MÉDECINS prescripteurs, auxiliaires exécutants. Ainsi s’est longtemps organisé le petit monde des professionnels de santé mais les choses changent, en particulier ces toutes dernières années où différentes forces se sont conjuguées pour rendre le modèle plus complexe.
• Des professions de plus en plus structurées.
Philippe Tisserand, président de la Fédération nationale des infirmiers (FNI) parle de « maturité » et évoque notamment l’apparition de nouveaux Ordres professionnels – celui des infirmiers, bien sûr, mais aussi celui des kinés. Dotées des mêmes instances (syndicales, ordinales…), médecins et non médecins peuvent faire institutionnellement jeu plus équilibré.
• La démographie pousse à la coordination.

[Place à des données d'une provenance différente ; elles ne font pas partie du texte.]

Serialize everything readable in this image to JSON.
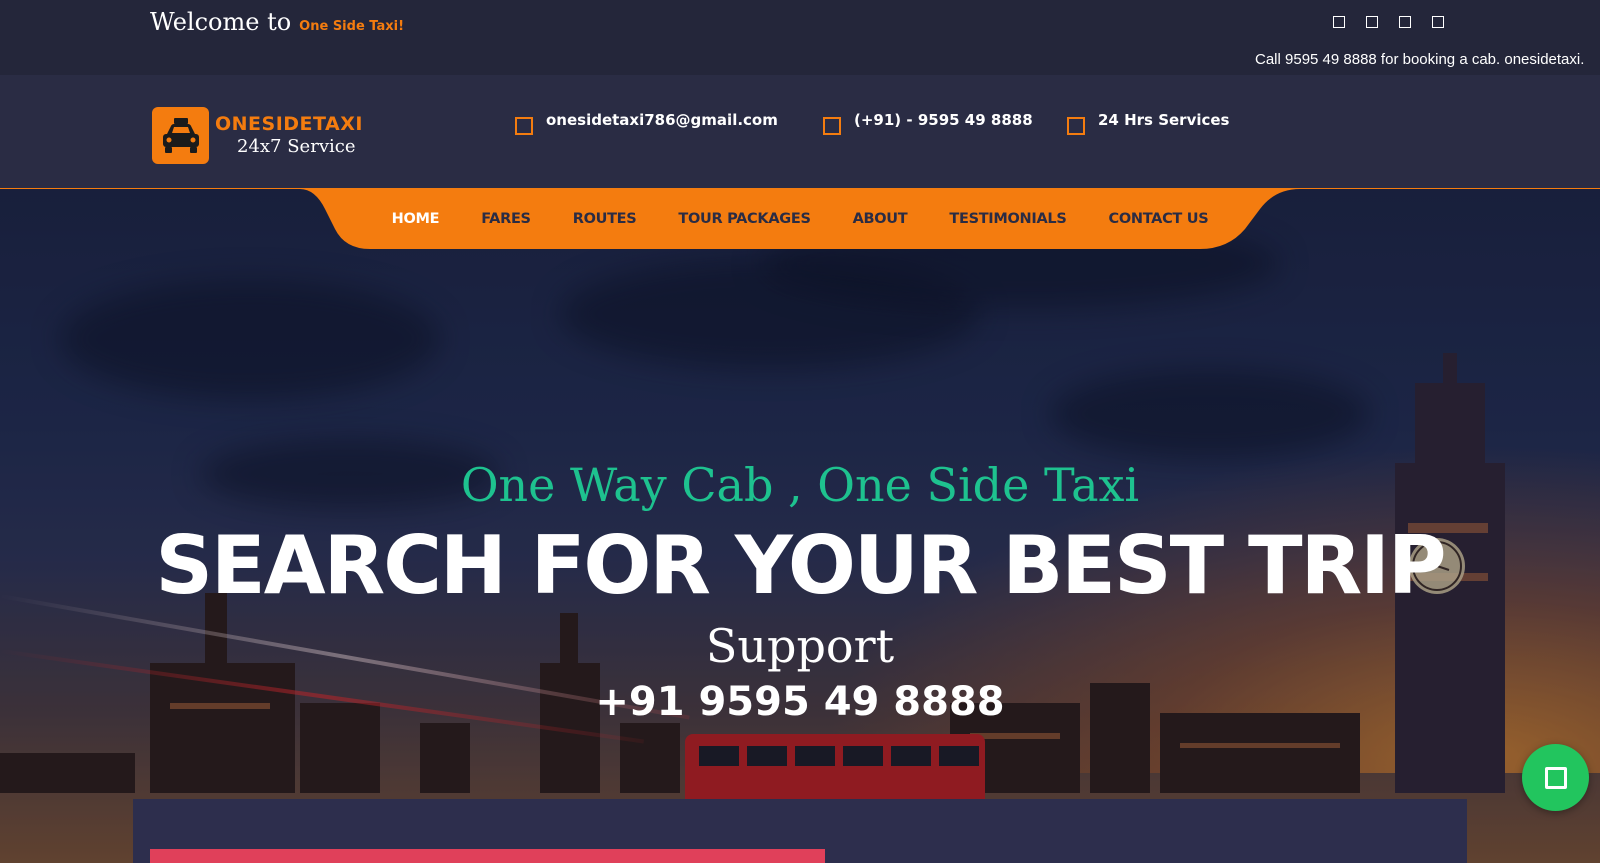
{
  "topbar": {
    "welcome_text": "Welcome to",
    "welcome_brand": "One Side Taxi!",
    "social_icons": [
      "facebook-icon",
      "twitter-icon",
      "instagram-icon",
      "youtube-icon"
    ],
    "marquee_text": "Call 9595 49 8888 for booking a cab. onesidetaxi."
  },
  "header": {
    "logo_title": "ONESIDETAXI",
    "logo_subtitle": "24x7 Service",
    "email": "onesidetaxi786@gmail.com",
    "phone": "(+91) - 9595 49 8888",
    "services": "24 Hrs Services"
  },
  "nav": {
    "items": [
      {
        "label": "HOME"
      },
      {
        "label": "FARES"
      },
      {
        "label": "ROUTES"
      },
      {
        "label": "TOUR PACKAGES"
      },
      {
        "label": "ABOUT"
      },
      {
        "label": "TESTIMONIALS"
      },
      {
        "label": "CONTACT US"
      }
    ]
  },
  "hero": {
    "tagline": "One Way Cab , One Side Taxi",
    "headline": "SEARCH FOR YOUR BEST TRIP",
    "support_label": "Support",
    "support_phone": "+91 9595 49 8888"
  },
  "colors": {
    "accent": "#f47c0f",
    "tagline_green": "#1ec28f",
    "fab_green": "#22c55e",
    "panel": "#2d2e4d",
    "panel_bar": "#e0405a"
  }
}
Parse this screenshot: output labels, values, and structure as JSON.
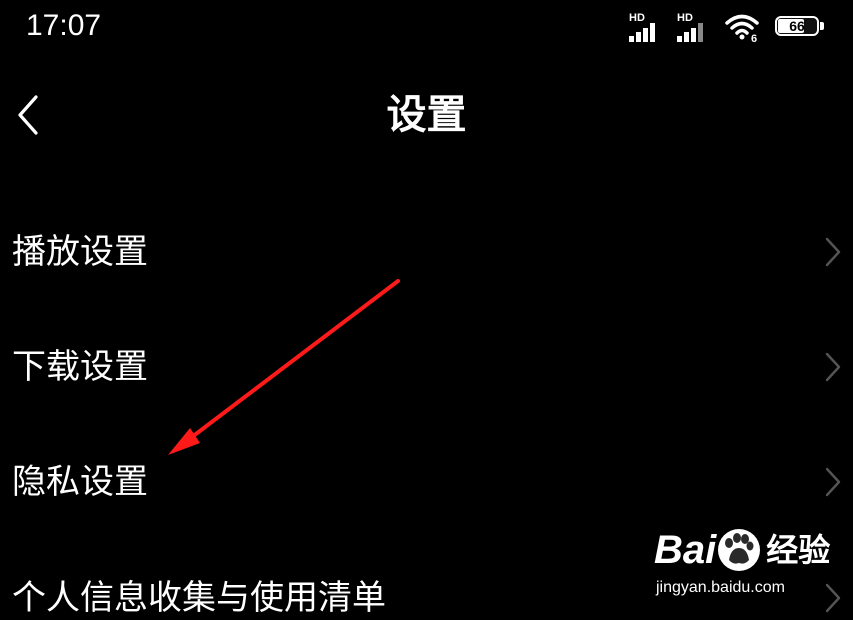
{
  "status_bar": {
    "time": "17:07",
    "signal_1_label": "HD",
    "signal_2_label": "HD",
    "wifi_badge": "6",
    "battery_level": "66"
  },
  "header": {
    "title": "设置",
    "back_icon": "chevron-left-icon"
  },
  "menu": {
    "items": [
      {
        "label": "播放设置",
        "icon": "chevron-right-icon"
      },
      {
        "label": "下载设置",
        "icon": "chevron-right-icon"
      },
      {
        "label": "隐私设置",
        "icon": "chevron-right-icon"
      },
      {
        "label": "个人信息收集与使用清单",
        "icon": "chevron-right-icon"
      }
    ]
  },
  "annotation": {
    "arrow_color": "#ff1a1a"
  },
  "watermark": {
    "brand_left": "Bai",
    "brand_right": "经验",
    "url": "jingyan.baidu.com"
  },
  "colors": {
    "background": "#000000",
    "text": "#ffffff",
    "chevron": "#555555"
  }
}
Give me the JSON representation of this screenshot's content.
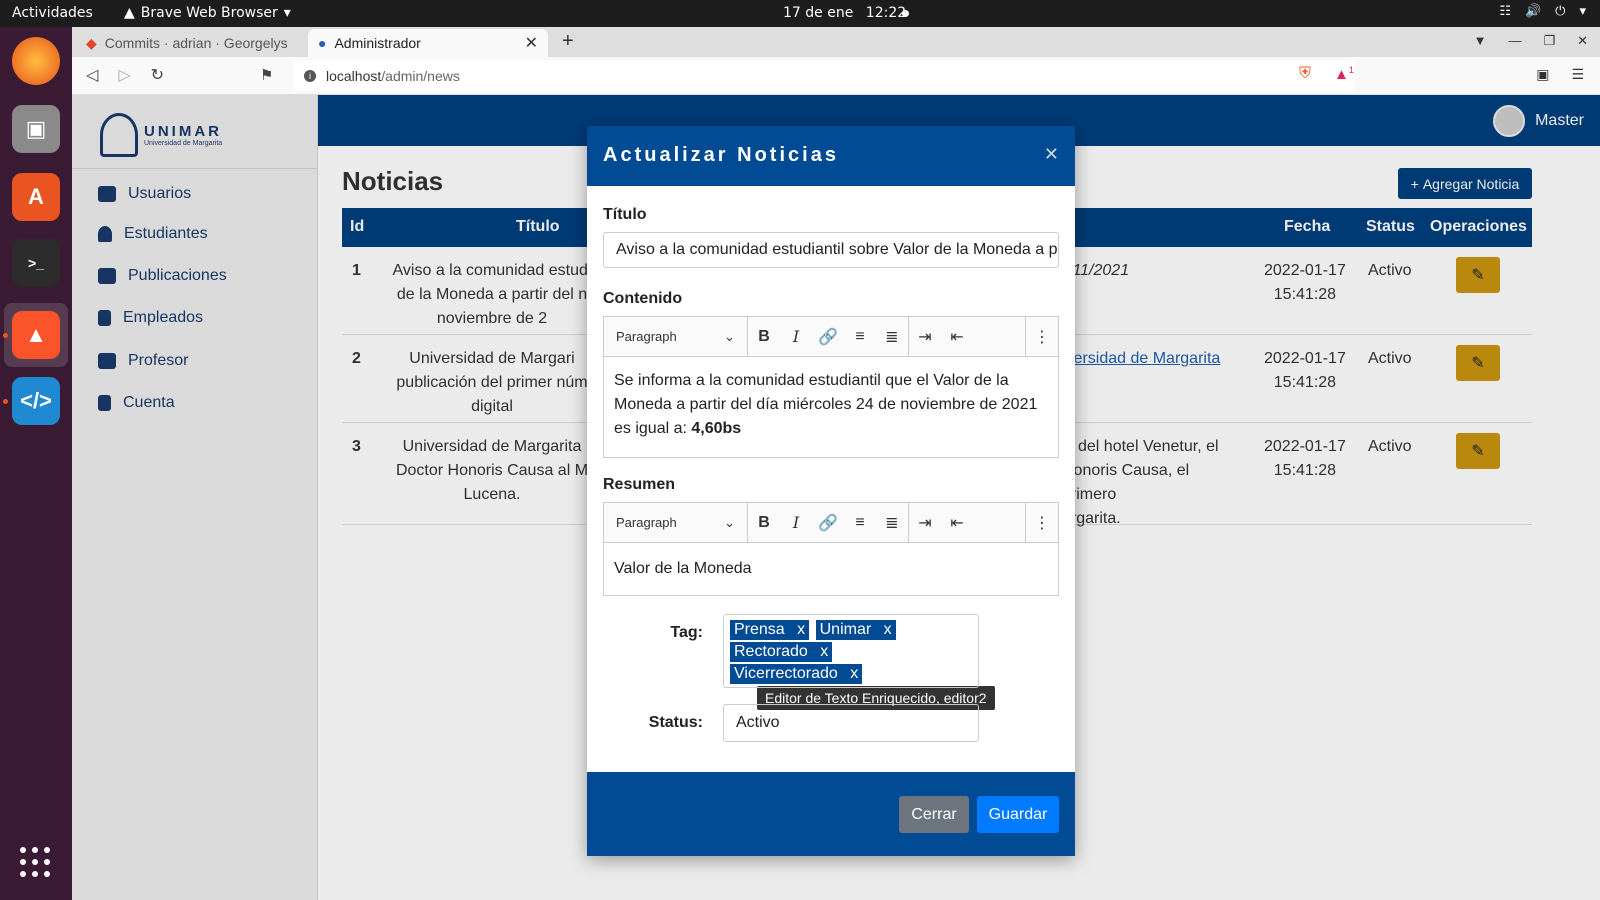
{
  "os": {
    "activities": "Actividades",
    "app_name": "Brave Web Browser",
    "date": "17 de ene",
    "time": "12:22"
  },
  "browser": {
    "tabs": [
      {
        "label": "Commits · adrian · Georgelys"
      },
      {
        "label": "Administrador"
      }
    ],
    "url_host": "localhost",
    "url_path": "/admin/news",
    "rewards_badge": "1"
  },
  "sidebar": {
    "logo_text": "UNIMAR",
    "logo_subtext": "Universidad de Margarita",
    "items": [
      {
        "label": "Usuarios"
      },
      {
        "label": "Estudiantes"
      },
      {
        "label": "Publicaciones"
      },
      {
        "label": "Empleados"
      },
      {
        "label": "Profesor"
      },
      {
        "label": "Cuenta"
      }
    ]
  },
  "header": {
    "user": "Master"
  },
  "page": {
    "title": "Noticias",
    "add_button": "Agregar Noticia",
    "columns": [
      "Id",
      "Título",
      "Fecha",
      "Status",
      "Operaciones"
    ],
    "rows": [
      {
        "id": "1",
        "t1": "Aviso a la comunidad estudi",
        "t2": "de la Moneda a partir del n",
        "t3": "noviembre de 2",
        "desc": "/11/2021",
        "date": "2022-01-17",
        "time": "15:41:28",
        "status": "Activo"
      },
      {
        "id": "2",
        "t1": "Universidad de Margari",
        "t2": "publicación del primer núm",
        "t3": "digital",
        "desc": "iversidad de Margarita",
        "date": "2022-01-17",
        "time": "15:41:28",
        "status": "Activo"
      },
      {
        "id": "3",
        "t1": "Universidad de Margarita",
        "t2": "Doctor Honoris Causa al M",
        "t3": "Lucena.",
        "desc1": "iz del hotel Venetur, el",
        "desc2": "Honoris Causa, el primero",
        "desc3": "argarita.",
        "date": "2022-01-17",
        "time": "15:41:28",
        "status": "Activo"
      }
    ]
  },
  "modal": {
    "title": "Actualizar Noticias",
    "titulo_label": "Título",
    "titulo_value": "Aviso a la comunidad estudiantil sobre Valor de la Moneda a partir",
    "contenido_label": "Contenido",
    "paragraph": "Paragraph",
    "contenido_text": "Se informa a la comunidad estudiantil que el Valor de la Moneda a partir del día miércoles 24 de noviembre de 2021 es igual a:",
    "contenido_bold": "4,60bs",
    "resumen_label": "Resumen",
    "resumen_text": "Valor de la Moneda",
    "tooltip": "Editor de Texto Enriquecido, editor2",
    "tag_label": "Tag:",
    "tags": [
      "Prensa",
      "Unimar",
      "Rectorado",
      "Vicerrectorado"
    ],
    "status_label": "Status:",
    "status_value": "Activo",
    "close_button": "Cerrar",
    "save_button": "Guardar"
  }
}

La démographie médicale est en berne ; celle des sages-femmes, des infirmiers… aussi. Les trous de la profession poussent à la coordination. Il y a les transferts de tâches (plus rarement de compétences), certaines professions médicales (comme les sages-femmes) ou paramédicales (comme les kinés) obtiennent au fil de l’eau des droits de prescription limités, les pharmaciens ont des possibilités de renouvellement d’ordonnances. « Des barrières tombent, une dynamique est en marche, commente Alain Bergeau qui préside la FFMKR (Fédération française des masseurs kinésithérapeutes rééducateurs). Au CNPS, nous avons des dialogues et observons des réactions qui n’auraient pas été concevables il y a quelques années. »
Les maisons de santé pluridisciplinaires sont une autre conséquence du déficit de professionnels. Elles peuvent être un lieu d’échange privilégié entre professionnels mais certains d’entre eux s’inquiètent. « Dans une maison de santé, peut s’installer très vite un cadre de subordination. Avec des médecins libéraux patrons d’équipes pluridisciplinaires salariées », explique Philippe Tisserand (infirmiers) qui se refuse absolument à « arroser la petite plante verte dans le cabinet du médecin ».
• L’union pour concurrencer l’hôpital.
« Notre challenge aujourd’hui, explique Gilles Bonnefond, président délégué de l’USPO (Union des syndicats de pharmaciens d’officine) , c’est notre capacité à nous coordonner et à offrir une lisibilité pour la prise en charge de patients complexes qui sinon, échapperont à la ville pour aller à l’hôpital. L’heure n’est plus aux chamailleries, il faut dépasser la perception de " grignotage " qu’ont certains. »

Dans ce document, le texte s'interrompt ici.